Prelúdio 3 – Ana Laura Prates Pacheco
Desfazendo o nó cego e dando nó em pingo d’água!
No Seminário RSI, que em francês ressoa como heresia, Lacan anuncia que há esperança de darmos um passo juntos, convocando os analistas da época a acompanhá-lo na aventura borromeana. Como dizem que a esperança é a última que morre, ainda hoje tentamos acompanha-lo nesse passo que é, fundamentalmente, clínico. Lacan é enfático ao afirmar que o nó borromeano não é um esquema, aos moldes da “geometria do saco” freudiana, na qual id/ego/superego são esboçados a partir da separação entre mundo externo e mundo interno. Tampouco se trata de um modelo matemático, ou uma representação. O nó muito menos é uma transcendência, ou uma cosmologia, já que ele “parte da experiência analítica e é nisso que está o seu valor”. O nó, portanto, apresenta-nos o “espaço do parlêtre”, na medida em que só há ser da fala/palavra, a partir do acontecimento de um dizer. Graças a esse acontecimento, o corpo não se comunica com a linguagem. Não há razão (proporção/relação) possível entre a res cogito e a res extensa, razão esta, entretanto, que a fantasia fundamental do sujeito neurótico tenta escrever com as versões pulsionais do objeto a ($◊a). Constatamos que o máximo que ele consegue é fazer um nó cego (e também, muitas vezes, surdo e mudo), no qual fica preso e fixado.

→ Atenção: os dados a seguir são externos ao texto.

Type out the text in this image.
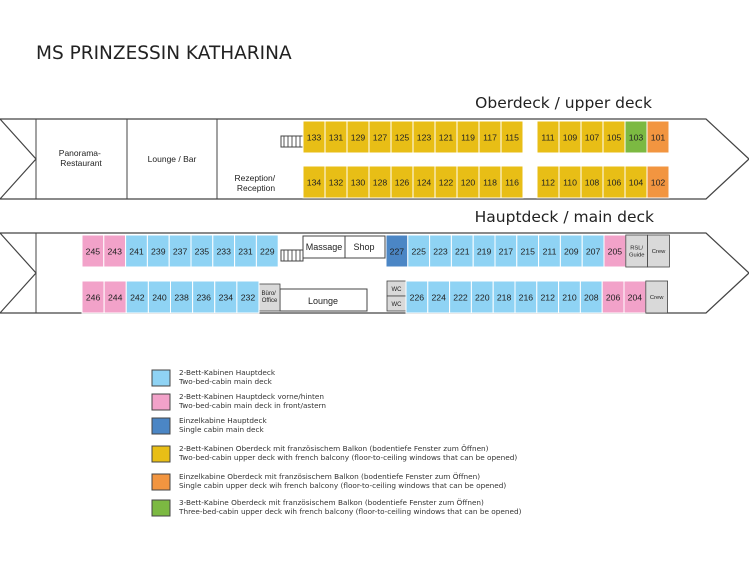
MS PRINZESSIN KATHARINA
Oberdeck / upper deck
Panorama- Restaurant	Lounge / Bar
Rezeption/ Reception
133 131 129 127 125 123 121 119 117 115	111 109 107 105 103 101
134 132 130 128 126 124 122 120 118 116	112 110 108 106 104 102
Hauptdeck / main deck
Massage Shop
Lounge
Büro/ Office
WC
WC
245 243 241 239 237 235 233 231 229	227 225 223 221 219 217 215 211 209 207 205 RSL/
Guide
Crew
246 244 242 240 238 236 234 232	226 224 222 220 218 216 212 210 208 206 204 Crew
2-Bett-Kabinen Hauptdeck
Two-bed-cabin main deck
2-Bett-Kabinen Hauptdeck vorne/hinten
Two-bed-cabin main deck in front/astern
Einzelkabine Hauptdeck
Single cabin main deck
2-Bett-Kabinen Oberdeck mit französischem Balkon (bodentiefe Fenster zum Öffnen)
Two-bed-cabin upper deck with french balcony (floor-to-ceiling windows that can be opened)
Einzelkabine Oberdeck mit französischem Balkon (bodentiefe Fenster zum Öffnen)
Single cabin upper deck wih french balcony (floor-to-ceiling windows that can be opened)
3-Bett-Kabine Oberdeck mit französischem Balkon (bodentiefe Fenster zum Öffnen)
Three-bed-cabin upper deck wih french balcony (floor-to-ceiling windows that can be opened)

É o dizer de Freud, desenvelopado por Lacan, que nos permite verificar a estrutura para além da fantasia; em outras palavras, é a Psicanálise que aponta a não coalescência entre o a e o S(Ⱥ) – o gozo opaco e à deriva, o Outro gozo, a terceira (pois gozo, em francês – jouissance, é artigo feminino). Já que a dualidade linguagem/corpo não faz um, logo, há três. O Real é três. Aqui é o dizer de Cantor que impera. O três no nó é cardinal, não há ordem nem prevalência de um sobre os outros dois. O três ex-site. Mas ele também insiste e consiste. Assim, o nó bo (apelido para borromeu) nos apresenta o impensável enlaçamento entre o equívoco fundamental e o sentido, RIS, RSI, ISR, IRS, SIR, SRI… Heresia lacaniana! Mas o nó, ele mesmo, também é a um só tempo real, simbólico e imaginário, na medida em que se mostra, se escreve e se imagina. Eis o segredo do nó, sua impossibilidade de fazer uma única consistência, pois cada duas que se enlaçam, esburacam a terceira.
Assim, as particularíssimas características desse tipo de enlace têm para Lacan, uma inestimável utilidade clínica. O sofrimento humano pôde ser formalizado e tratado – na experiência psicanalítica sob transferência – desde que Freud o nomeou: inibição, sintoma, angústia. A partir do nó podemos precisar que a inibição (por mais que a chamemos de depressão) “é o que para de se imiscuir no buraco do simbólico”; a angústia (por mais que a chamemos de pânico) “parte do real e dá sentido à natureza do gozo que se produz aí”; e, mais ainda, continua sendo pelo sintoma (por mais que o chamemos de fibromialgia, TOC, ou TDH) que “identificamos o que se produz no campo do real”.
Ora, é justamente com o sintoma – “o efeito do simbólico no real” – que a Psicanálise opera, na medida em que possibilita ao sujeito desfazer o nó cego da fantasia e, através do inconsciente, operar a redução do sintoma até sua letra impronunciável. Sabemos que é preciso tempo para que se produza essa letra que separa as três modalidades gozosas, revelando que o buraco sem fundo cavado do nó cego é, realmente, furo estrutural que cospe o nome, sustentando e orientando nosso desejo incurável. Mas vale a pena apostar em outras tranças, que promovam novos laços (inclusive sociais, amorosos e sexuais), e que permitam ao falaser se virar (lidar, rebolar, ganhar a vida, pagar o preço, etc.) e nesse reviramento topológico: ver, ouvir e falar, inventar outra ficção do real. Não mais um nó cego, surdo e mudo. Antes, por que não arriscar o impossível, dando nó em pingo d’água?